The first two instalments of the Sustainable Agriculture and Climate Change workshop have been successfully completed.
Organised jointly by the United Nations Food and Agricultural Organization (FAO) and the Caribbean Agricultural Research and Development Institute (CARDI), the training sessions took place this week at CARDI’s facility at Betty’s Hope.
The event, facilitated by CARDI representative Paul Lucas, saw over 30 farmers learn about various techniques and technological interventions which can help to combat the effects of climate change and prolonged droughts.
“Participants were introduced to drought resistant varieties of plants and tubers such as sweet potato and cassava. These are varieties specially bred to survive in conditions with less water availability, where their otherwise standard varieties would not,” workshop coordinator, FAO representative, Mali Barnes stated.

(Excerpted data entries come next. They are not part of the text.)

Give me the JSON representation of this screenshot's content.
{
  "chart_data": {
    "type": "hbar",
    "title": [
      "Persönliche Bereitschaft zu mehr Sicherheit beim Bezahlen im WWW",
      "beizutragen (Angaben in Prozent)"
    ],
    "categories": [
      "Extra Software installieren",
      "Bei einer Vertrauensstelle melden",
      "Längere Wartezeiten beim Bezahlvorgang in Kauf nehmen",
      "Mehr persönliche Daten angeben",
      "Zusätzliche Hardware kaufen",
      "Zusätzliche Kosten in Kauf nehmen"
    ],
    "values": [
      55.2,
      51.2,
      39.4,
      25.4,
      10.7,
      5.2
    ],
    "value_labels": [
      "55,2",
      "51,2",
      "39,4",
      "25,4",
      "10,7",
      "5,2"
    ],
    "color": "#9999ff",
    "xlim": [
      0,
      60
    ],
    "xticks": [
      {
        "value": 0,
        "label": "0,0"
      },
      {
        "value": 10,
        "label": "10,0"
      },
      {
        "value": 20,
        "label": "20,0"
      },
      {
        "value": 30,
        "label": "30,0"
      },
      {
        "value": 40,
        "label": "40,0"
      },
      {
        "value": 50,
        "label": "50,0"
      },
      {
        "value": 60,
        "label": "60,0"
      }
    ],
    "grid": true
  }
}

He said the farmers were even given free samples of these hardier plant varieties which they can grow and experiment with on their farms.
Barnes described the farmers as “very enthusiastic” and expressed satisfaction with the high level of participation and engagement.
The event was opened with remarks from Director of Agriculture, Gregory Bailey, who highlighted the timeliness of the workshop and the need for farmers to employ creative means to counter the impacts of climate change.
The workshop series continues on 27th and 28th February and will culminate with a final training session in Barbuda on 6th March.